Interpretive Summary: Drylands are characterised by patchy vegetation, erodible surfaces and erosive aeolian processes. Empirical and modelling studies have shown that vegetation elements provide drag on the overlying airflow, thus affecting wind velocity profiles and altering erosive dynamics on desert surfaces. However, these dynamics are significantly complicated by a variety of factors, including turbulence, and vegetation porosity and pliability effects. In this paper we review recent progress in our understanding of the effects of dryland vegetation on wind flow and aeolian sediment transport processes. In particular, wind transport models have played a key role in simplifying aeolian processes in partly vegetated landscapes, but they remain challenging in some respects. We identify opportunities for future research that would help to identify the roles of vegetation distribution, geometry and scale in shaping the entrainment, transport and redistribution of wind-blown material at multiple scales. Gaps in our collective knowledge must be addressed through a combination of field, wind tunnel and modelling experiments.
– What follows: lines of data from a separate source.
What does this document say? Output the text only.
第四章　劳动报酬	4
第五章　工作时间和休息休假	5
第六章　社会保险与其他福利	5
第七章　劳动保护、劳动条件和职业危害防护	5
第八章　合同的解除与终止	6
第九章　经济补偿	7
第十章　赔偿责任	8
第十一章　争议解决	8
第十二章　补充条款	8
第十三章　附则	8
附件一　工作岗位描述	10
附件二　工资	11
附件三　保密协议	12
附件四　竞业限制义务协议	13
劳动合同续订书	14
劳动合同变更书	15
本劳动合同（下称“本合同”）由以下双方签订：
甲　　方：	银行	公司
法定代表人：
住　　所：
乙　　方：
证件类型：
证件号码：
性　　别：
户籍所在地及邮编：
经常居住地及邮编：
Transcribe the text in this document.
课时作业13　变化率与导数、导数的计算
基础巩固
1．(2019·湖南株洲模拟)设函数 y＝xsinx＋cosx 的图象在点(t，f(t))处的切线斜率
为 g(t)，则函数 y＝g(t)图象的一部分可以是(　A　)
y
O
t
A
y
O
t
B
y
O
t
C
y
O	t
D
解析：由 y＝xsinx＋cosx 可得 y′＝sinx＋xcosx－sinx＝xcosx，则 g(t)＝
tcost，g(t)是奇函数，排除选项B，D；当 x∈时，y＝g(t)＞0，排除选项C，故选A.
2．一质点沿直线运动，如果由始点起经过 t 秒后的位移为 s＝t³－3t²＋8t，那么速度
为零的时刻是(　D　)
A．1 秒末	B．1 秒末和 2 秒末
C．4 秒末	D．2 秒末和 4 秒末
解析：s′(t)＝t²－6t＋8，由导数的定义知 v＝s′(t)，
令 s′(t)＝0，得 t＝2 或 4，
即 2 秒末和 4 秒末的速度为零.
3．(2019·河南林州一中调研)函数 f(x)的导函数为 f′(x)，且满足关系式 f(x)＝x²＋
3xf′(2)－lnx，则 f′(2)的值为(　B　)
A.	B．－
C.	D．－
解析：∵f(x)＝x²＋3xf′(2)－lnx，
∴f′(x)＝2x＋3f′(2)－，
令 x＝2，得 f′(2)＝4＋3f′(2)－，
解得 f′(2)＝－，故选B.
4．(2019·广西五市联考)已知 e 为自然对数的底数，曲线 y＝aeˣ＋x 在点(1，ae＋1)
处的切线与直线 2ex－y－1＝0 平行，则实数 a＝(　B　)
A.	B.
Technical Abstract: Drylands are characterised by patchy vegetation, erodible surfaces and erosive aeolian processes. Empirical and modelling studies have shown that vegetation elements provide drag on the overlying airflow, thus affecting wind velocity profiles and altering erosive dynamics on desert surfaces. However, these dynamics are significantly complicated by a variety of factors, including turbulence, and vegetation porosity and pliability effects. This has resulted in some uncertainty about the effect of vegetation on sediment transport in drylands. Here, we review recent progress in our understanding of the effects of dryland vegetation on wind flow and aeolian sediment transport processes. In particular, wind transport models have played a key role in simplifying aeolian processes in partly vegetated landscapes, but they remain challenging in some respects. We identify potential future avenues for research that would help to elucidate the roles of vegetation distribution, geometry and scale in shaping the entrainment, transport and redistribution of wind-blown material at multiple scales. Gaps in our collective knowledge must be addressed through a combination of rigorous field, wind tunnel and modelling experiments.